When plotting a histogram + restricted cube bar graph, it is best to observe that the variables are normally distributed so that the graph is plotted more ideally. If it is not normally distributed, we can take the logarithm of it to make it approximately normal.

If drawing a superimposed graph is not ideal, we can use the singlercs function to draw a simple restricted cubic spline.

singlercs function usage

The singlercs function draws restriction cubes in much the same way as the ggrcs function. The following is a brief demonstration.

singlercs(data=dt,fit=fit,x="age")

Once you have drawn the picture, you can continue with further editing.

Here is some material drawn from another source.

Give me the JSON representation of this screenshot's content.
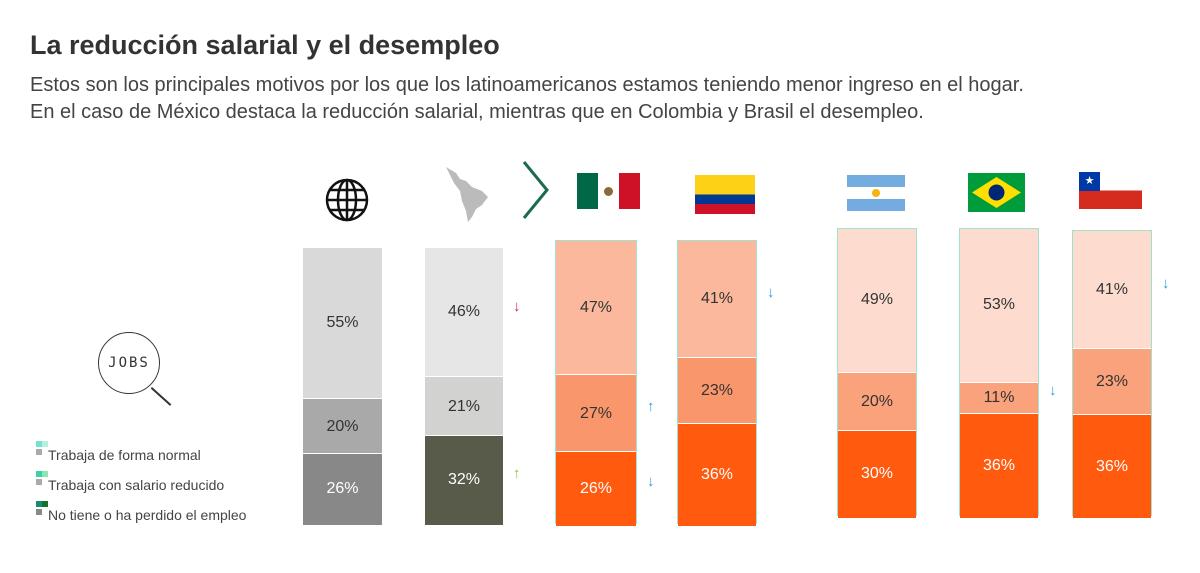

p<-singlercs(data=dt,fit=fit,x="age")
p+geom_hline(yintercept=1, linetype=2,linewidth=1)

Change line and confidence interval colours.

singlercs(data=dt,fit=fit,x="age",ribcol="green")

Change the transparency of the confidence interval

singlercs(data=dt,fit=fit,x="age",ribcol="green",ribalpha=0.2)

Draw sorted (two) RCS curves, default red and green if no colour is set.

singlercs(data=dt,fit=fit,x="age",group="gender")

Change the colour.

singlercs(data=dt,fit=fit,x="age",group="gender",groupcol=c("red","blue"))

In linear regression, it may be better to use the singlercs function.